As brincadeiras de Andy Calabozo
Anibal Garcia, mais conhecido por Andy Calabozo, nasceu em 1988 numa pequena cidade próxima de Caracas e actualmente reside em Barcelos. Em 2011 decide seguir uma carreira como ilustrador freelancer, após ter percebido que de uma “brincadeira” com um colega de faculdade (de Arquitectura), mais poderia esperar-se do seu talento.
Foi em 2008 que, juntamente com esse colega, começou um projecto intitulado de Conspiração Agridoce. Esta brincadeira, como diz, “consistia em ilustrações mais frases construídas em menos de quinze minutos, onde alternávamos constantemente quem começava cada folha, ou seja, eu ilustrava o que as frases dele me suscitavam e/ou ele escrevia o que os meus desenhos lhe sugeriam.”.

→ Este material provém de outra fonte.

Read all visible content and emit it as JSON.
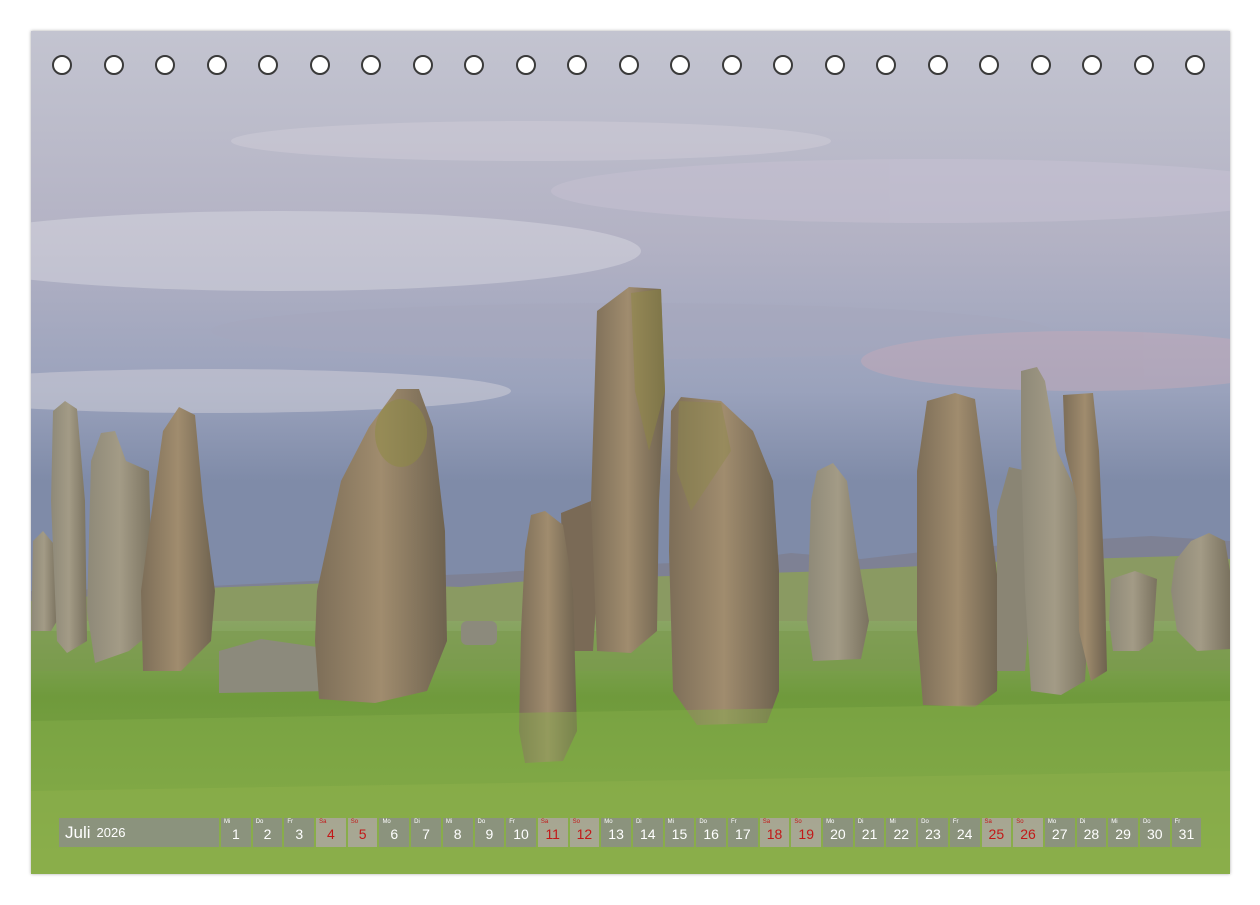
{
  "calendar": {
    "month": "Juli",
    "year": "2026",
    "days": [
      {
        "n": "1",
        "wd": "Mi",
        "red": false
      },
      {
        "n": "2",
        "wd": "Do",
        "red": false
      },
      {
        "n": "3",
        "wd": "Fr",
        "red": false
      },
      {
        "n": "4",
        "wd": "Sa",
        "red": true
      },
      {
        "n": "5",
        "wd": "So",
        "red": true
      },
      {
        "n": "6",
        "wd": "Mo",
        "red": false
      },
      {
        "n": "7",
        "wd": "Di",
        "red": false
      },
      {
        "n": "8",
        "wd": "Mi",
        "red": false
      },
      {
        "n": "9",
        "wd": "Do",
        "red": false
      },
      {
        "n": "10",
        "wd": "Fr",
        "red": false
      },
      {
        "n": "11",
        "wd": "Sa",
        "red": true
      },
      {
        "n": "12",
        "wd": "So",
        "red": true
      },
      {
        "n": "13",
        "wd": "Mo",
        "red": false
      },
      {
        "n": "14",
        "wd": "Di",
        "red": false
      },
      {
        "n": "15",
        "wd": "Mi",
        "red": false
      },
      {
        "n": "16",
        "wd": "Do",
        "red": false
      },
      {
        "n": "17",
        "wd": "Fr",
        "red": false
      },
      {
        "n": "18",
        "wd": "Sa",
        "red": true
      },
      {
        "n": "19",
        "wd": "So",
        "red": true
      },
      {
        "n": "20",
        "wd": "Mo",
        "red": false
      },
      {
        "n": "21",
        "wd": "Di",
        "red": false
      },
      {
        "n": "22",
        "wd": "Mi",
        "red": false
      },
      {
        "n": "23",
        "wd": "Do",
        "red": false
      },
      {
        "n": "24",
        "wd": "Fr",
        "red": false
      },
      {
        "n": "25",
        "wd": "Sa",
        "red": true
      },
      {
        "n": "26",
        "wd": "So",
        "red": true
      },
      {
        "n": "27",
        "wd": "Mo",
        "red": false
      },
      {
        "n": "28",
        "wd": "Di",
        "red": false
      },
      {
        "n": "29",
        "wd": "Mi",
        "red": false
      },
      {
        "n": "30",
        "wd": "Do",
        "red": false
      },
      {
        "n": "31",
        "wd": "Fr",
        "red": false
      }
    ]
  },
  "colors": {
    "sky_top": "#b9bccb",
    "sky_bottom": "#7f8aa8",
    "grass": "#6f9a3c",
    "stone": "#8a7a60",
    "weekend_text": "#c21818"
  }
}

Depois desta aventura, Andy começou a receber propostas para alguns trabalhos e a partir desse momento pensou na possibilidade de vir a ser ilustrador e levar o seu trabalho mais a sério. Consequentemente, o que antes considerava um passatempo, acabou por crescer e progressivamente a exigir mais do seu tempo, até focar-se por completo nos seus desenhos. “Foi nessa altura que decidi deixar de lado a ‘régua e esquadro’ e dedicar-me exclusivamente às minhas ilustrações”.
“Normalmente tomo como ponto de partida doodles ou pequenos apontamentos que faço sempre que o tédio aperta ou quando encontro algo que ache interessante. Depois, na altura de começar um novo trabalho, uso-os como um género de desbloqueadores criativos…”, diz-nos Andy acerca de como se inspira para as suas criações. Parte de uma “textura, forma ou objecto” e vai “acrescentando e aperfeiçoando elementos” até atingir o que pretende ou que o satisfaça. Quando isto não resulta totalmente, gosta de aproveitar umas horas para ver e rever obras de artistas como Hans Bellmer, Harry Clarke, Anatoly Fomenko e Tadanori Yokoo ou, ainda, procurar na internet por gravuras japonesas e publicações do séc. XIX.


Para Andy Calabozo, ser ilustrador é “mais uma consequência natural do meu percurso do que realmente algo ponderado. Sempre soube que o meu caminho iria ser algo relacionado com artes, uma vez que desenhava compulsivamente quando era miúdo e os meus cadernos possuíam mais criaturas a derreter do que propriamente apontamentos e sumários”. Actualmente, tem como referência os artistas Micheal Olvido, Micah Lidberg, Raymond Lemstra, Hell’o Monster, Zigendemonic, Jason Jagel, Luke Ramsey, Matt Leines e Cleon Peterson.
A exigência com o material que utiliza cinge-se a qualquer elemento que “tenha tinta preta”, como canetas, marcadores, poscas, tinta-da-china, etc. Apesar de ter preferência pelo trabalho a preto e branco, também gosta de “brincar com cores”, apenas digitalmente.


Após o convite por parte da loja Conceito X, situada no centro da cidade de Braga, pintou um mural na galeria My Box, inserida na loja e dedicada a exposições e workshops. Este mural concretizou-se na abertura da loja/galeria e ainda se encontra exposto.

Até ao momento conta com uma colaboração juntamente com o artista Anoik (Rui Torres) para a 1ª Ilustre Ilustração do bar/galeria Avesso, em Esposende.